Friday, 14 July 2023

Free Love, Small Things Like These and The Bullet That Missed

 

It was only towards the end that I felt the book had been too obviously plotted in comparing conventional southern English suburbia with the social experimentation of swinging London in the sixties. Now I have to admit that I was there from 1963 to 1968 and seem to have missed it all. I never smoked a cigarette, never mind pot. Although sharing a tiny attic in Chiswick (too small to be even called a flat) with Bob (and his occasional girlfriends in a bed a few feet away) would horrify today's young. Of course we drank, but it was only beer in those days. And the music. And the parties.

Back in suburbia, forty year old Phyllis is bored with her husband Roger and finds excitement in an affair with Nicky, the son of a friend so a much younger man. "The tenderness and sweetness in their relations disconcerted him; he had been sure he had a barren soul, incapable of such feelings. It suited him, too, that she came to him (in his room in London ..... of course) only once a week, like a lover in a book".

Far more interesting is Phyllis's sixteen year old daughter Colette, a large girl, wide, unattractive and wears glasses. But hugely intelligent, destined for great things. They should make a film about her as she bunks off school and seeing less of her mother has instilled a kind of reckless spirit. It is her introduction to that social revolution that I found most interesting. The writing, of course, is first class, this being my sixth book by this author.

It's 1985 somewhere in Ireland and times are hard. Bill Furlong has a wife Eileen and five daughters and works hard to keep his coal delivery business afloat. Christmas is coming on fast and last orders have to be made. Crucially to the story, a delivery to the Convent reminds Bill of how lucky his mother was, carrying an illegitimate child and kept on in her position as housekeeper by the kind Mrs Wilson. The girls there are not so lucky. Chapter 4 is ten perfect pages.

The next chapter is equally brilliant. At the Mass just before Christmas Bill's mind is filled with the lost girls and their hardship at the Convent, and how his five girls are so lucky compared to them. When it comes to Communion, he "stayed contrarily where he was, his back against the wall". His wife is not sympathetic.

What is he to do? Near the end there is a warning which, at first, I did not understand. But then came one act of kindness which might ruin his family. Now I remember Eileen had also warned him and what would her reaction be to this act of selfishness. This is what so upset me at the end. Not what would happen to Bill but to his family.
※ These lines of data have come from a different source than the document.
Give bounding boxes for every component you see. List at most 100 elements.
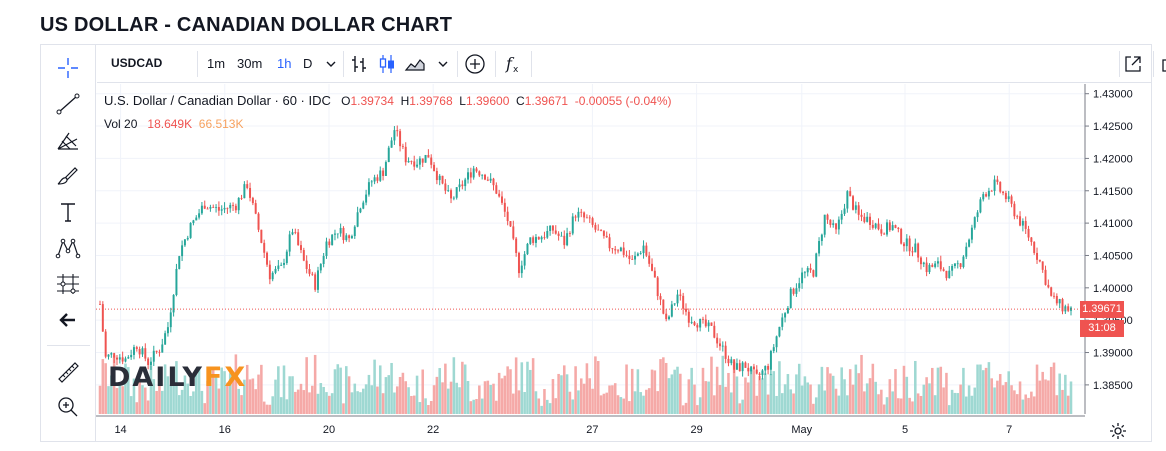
candle-body: [203, 205, 206, 209]
volume-bar: [727, 372, 730, 414]
volume-bar: [418, 402, 422, 414]
volume-bar: [325, 392, 328, 414]
settings-gear-icon[interactable]: [1108, 421, 1128, 441]
candle-body: [435, 170, 438, 181]
candle-body: [622, 247, 625, 255]
volume-bar: [1035, 364, 1039, 414]
volume-bar: [401, 372, 405, 414]
interval-1m[interactable]: 1m: [207, 56, 226, 71]
volume-bar: [1064, 374, 1067, 414]
volume-bar: [744, 377, 747, 414]
candle-body: [178, 256, 181, 269]
candles-icon[interactable]: [375, 52, 399, 76]
candle-body: [384, 162, 387, 176]
back-arrow-icon[interactable]: [53, 307, 83, 333]
compare-plus-icon[interactable]: [463, 52, 487, 76]
candle-body: [452, 197, 455, 199]
candle-body: [181, 245, 184, 257]
candle-body: [1027, 228, 1030, 238]
volume-bar: [596, 361, 600, 414]
volume-bar: [285, 399, 289, 414]
candle-body: [240, 197, 243, 199]
interval-30m[interactable]: 30m: [237, 56, 263, 71]
volume-bar: [390, 362, 393, 414]
candle-body: [965, 246, 968, 257]
candle-body: [852, 196, 855, 210]
legend-open: 1.39734: [350, 94, 394, 108]
candle-body: [175, 268, 178, 295]
brush-icon[interactable]: [53, 163, 83, 189]
volume-bar: [444, 363, 447, 414]
volume-value: 18.649K: [147, 117, 193, 131]
x-tick-label: 27: [586, 424, 598, 436]
volume-bar: [107, 386, 110, 414]
candle-body: [956, 263, 959, 265]
volume-bar: [902, 365, 906, 414]
candle-body: [990, 190, 993, 192]
y-tick-label: 1.40500: [1093, 250, 1133, 262]
volume-bar: [721, 355, 725, 414]
candle-body: [1013, 203, 1016, 217]
volume-bar: [908, 397, 911, 414]
candle-body: [489, 178, 492, 181]
chevron-down-icon[interactable]: [319, 52, 343, 76]
volume-bar: [840, 367, 843, 414]
x-tick-label: 20: [323, 424, 335, 436]
volume-bar: [970, 395, 974, 414]
candle-body: [444, 183, 447, 191]
candle-body: [277, 265, 280, 269]
volume-bar: [1049, 366, 1053, 414]
candle-body: [1038, 259, 1041, 262]
candle-body: [399, 131, 402, 147]
fullscreen-icon[interactable]: [1121, 52, 1145, 76]
volume-bar: [718, 385, 722, 414]
pattern-icon[interactable]: [53, 235, 83, 261]
volume-bar: [240, 395, 243, 414]
legend-l-label: L: [459, 94, 466, 108]
measure-icon[interactable]: [53, 271, 83, 297]
symbol-search[interactable]: USDCAD: [111, 56, 163, 70]
x-tick-label: 14: [114, 424, 126, 436]
volume-bar: [1055, 395, 1059, 414]
volume-bar: [367, 374, 371, 414]
crosshair-icon[interactable]: [53, 55, 83, 81]
candle-body: [668, 316, 671, 320]
candle-body: [767, 366, 770, 370]
ruler-icon[interactable]: [53, 357, 83, 383]
volume-bar: [752, 370, 756, 414]
interval-d[interactable]: D: [303, 56, 313, 71]
volume-bar: [228, 373, 232, 414]
zoom-icon[interactable]: [53, 393, 83, 419]
text-tool-icon[interactable]: [53, 199, 83, 225]
candle-body: [699, 318, 702, 328]
candle-body: [908, 238, 911, 252]
volume-bar: [265, 404, 269, 414]
interval-1h[interactable]: 1h: [277, 56, 292, 71]
volume-bar: [865, 383, 869, 414]
volume-bar: [846, 395, 849, 414]
candle-body: [778, 326, 781, 337]
candle-body: [973, 217, 976, 228]
area-chart-icon[interactable]: [403, 52, 427, 76]
candle-body: [820, 234, 823, 242]
candle-body: [500, 196, 503, 203]
candle-body: [693, 322, 696, 326]
candle-body: [254, 203, 257, 214]
candle-body: [345, 235, 348, 241]
candle-body: [891, 225, 894, 231]
bar-chart-icon[interactable]: [347, 52, 371, 76]
trend-line-icon[interactable]: [53, 91, 83, 117]
volume-bar: [667, 378, 671, 414]
candle-body: [976, 212, 979, 218]
candle-body: [953, 263, 956, 266]
fib-tool-icon[interactable]: [53, 127, 83, 153]
volume-bar: [942, 387, 945, 414]
candle-body: [498, 193, 501, 197]
volume-bar: [101, 359, 105, 414]
chevron-down-icon[interactable]: [431, 52, 455, 76]
candle-body: [676, 294, 679, 304]
candle-body: [936, 261, 939, 264]
volume-bar: [534, 391, 538, 414]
Thank goodness we never get to know. I actually swore at Bill at the end, how could he do this? His background is no excuse for what I came to believe was a despicable act.

Someone says that Bill is as saintly as Atticus Finch. Absolutely the opposite. Another reviewer says "If you had the chance to do the right thing, no matter what the cost, would you do it". For me, this completely misses the point. What if the"right thing" ruins your family? I know what I would do, kick Bill until he realises family comes first.

It was OK. Nothing special. Missing the humour of the first two in the series. Are there any phone boxes that still work? In Staffordshire?